Nanoflakes of chloride zinc–iron–aluminum-based layered double hydroxides obtained from industrial waste: a green approach to mass-scale production

Abstract

A greener technology aiming at a smarter industrial waste treatment is proposed to produce chloride iron–zinc–aluminum layered double hydroxides (LDHs). Waste Pickling Acid (WPA) and sodium aluminate (NaAlO₂) from secondary sources were meticulously mixed under mild experimental conditions using a sodium hydroxide solution as a pH-regulator. A set of characterization techniques (XRD, SEM, TGA, FTIR, AAS and adsorption–desorption of N₂) indicated the formation of highly-dispersed nanoflake crystallites with textural characteristics and thermal stability similar to syntheses with high-quality chemicals.
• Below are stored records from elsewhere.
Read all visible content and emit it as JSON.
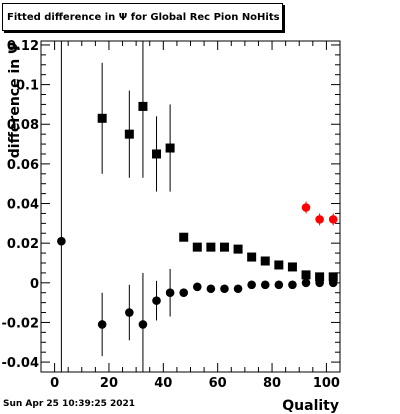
{
  "chart_data": {
    "type": "scatter",
    "title": "Fitted difference in  Ψ  for Global Rec Pion NoHits",
    "xlabel": "Quality",
    "ylabel": "difference in  Ψ",
    "xlim": [
      -5,
      105
    ],
    "ylim": [
      -0.045,
      0.122
    ],
    "grid": false,
    "x_ticks": [
      0,
      20,
      40,
      60,
      80,
      100
    ],
    "x_tick_labels": [
      "0",
      "20",
      "40",
      "60",
      "80",
      "100"
    ],
    "y_ticks": [
      -0.04,
      -0.02,
      0,
      0.02,
      0.04,
      0.06,
      0.08,
      0.1,
      0.12
    ],
    "y_tick_labels": [
      "-0.04",
      "-0.02",
      "0",
      "0.02",
      "0.04",
      "0.06",
      "0.08",
      "0.1",
      "0.12"
    ],
    "series": [
      {
        "marker": "square",
        "color": "#000000",
        "points": [
          {
            "x": 17.5,
            "y": 0.083,
            "err": 0.028
          },
          {
            "x": 27.5,
            "y": 0.075,
            "err": 0.022
          },
          {
            "x": 32.5,
            "y": 0.089,
            "err": 0.036
          },
          {
            "x": 37.5,
            "y": 0.065,
            "err": 0.019
          },
          {
            "x": 42.5,
            "y": 0.068,
            "err": 0.022
          },
          {
            "x": 47.5,
            "y": 0.023,
            "err": 0.002
          },
          {
            "x": 52.5,
            "y": 0.018,
            "err": 0.0015
          },
          {
            "x": 57.5,
            "y": 0.018,
            "err": 0.0015
          },
          {
            "x": 62.5,
            "y": 0.018,
            "err": 0.0015
          },
          {
            "x": 67.5,
            "y": 0.017,
            "err": 0.0015
          },
          {
            "x": 72.5,
            "y": 0.013,
            "err": 0.0015
          },
          {
            "x": 77.5,
            "y": 0.011,
            "err": 0.001
          },
          {
            "x": 82.5,
            "y": 0.009,
            "err": 0.001
          },
          {
            "x": 87.5,
            "y": 0.008,
            "err": 0.001
          },
          {
            "x": 92.5,
            "y": 0.004,
            "err": 0.001
          },
          {
            "x": 97.5,
            "y": 0.003,
            "err": 0.001
          },
          {
            "x": 102.5,
            "y": 0.003,
            "err": 0.001
          }
        ]
      },
      {
        "marker": "circle",
        "color": "#000000",
        "points": [
          {
            "x": 2.5,
            "y": 0.021,
            "err": 0.12
          },
          {
            "x": 17.5,
            "y": -0.021,
            "err": 0.016
          },
          {
            "x": 27.5,
            "y": -0.015,
            "err": 0.014
          },
          {
            "x": 32.5,
            "y": -0.021,
            "err": 0.026
          },
          {
            "x": 37.5,
            "y": -0.009,
            "err": 0.01
          },
          {
            "x": 42.5,
            "y": -0.005,
            "err": 0.012
          },
          {
            "x": 47.5,
            "y": -0.005,
            "err": 0.002
          },
          {
            "x": 52.5,
            "y": -0.002,
            "err": 0.001
          },
          {
            "x": 57.5,
            "y": -0.003,
            "err": 0.001
          },
          {
            "x": 62.5,
            "y": -0.003,
            "err": 0.001
          },
          {
            "x": 67.5,
            "y": -0.003,
            "err": 0.001
          },
          {
            "x": 72.5,
            "y": -0.001,
            "err": 0.001
          },
          {
            "x": 77.5,
            "y": -0.001,
            "err": 0.001
          },
          {
            "x": 82.5,
            "y": -0.001,
            "err": 0.001
          },
          {
            "x": 87.5,
            "y": -0.001,
            "err": 0.001
          },
          {
            "x": 92.5,
            "y": 0.0,
            "err": 0.001
          },
          {
            "x": 97.5,
            "y": 0.0,
            "err": 0.001
          },
          {
            "x": 102.5,
            "y": 0.0,
            "err": 0.001
          }
        ]
      },
      {
        "marker": "circle",
        "color": "#ff0000",
        "points": [
          {
            "x": 92.5,
            "y": 0.038,
            "err": 0.003
          },
          {
            "x": 97.5,
            "y": 0.032,
            "err": 0.003
          },
          {
            "x": 102.5,
            "y": 0.032,
            "err": 0.003
          }
        ]
      }
    ]
  },
  "footer": {
    "timestamp": "Sun Apr 25 10:39:25 2021"
  }
}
An interesting discussion on chemical composition and M²⁺/M³⁺ molar ratio is presented. Although the co-precipitation synthesis was conducted without control of environmental CO₂, complete intercalation of the chloride anion was achieved, making these particles more favorable for further anion exchange applications. The experimental variables temperature of reaction and WPA/NaAlO₂ volume ratio showed the strongest influence on the LDHs crystallinity and porosity. LDHs architected with iron and zinc have the potential to be applied in systems for removing sulfur gases for cleaner energy production, e.g. in the refining process of biogas to produce biomethane.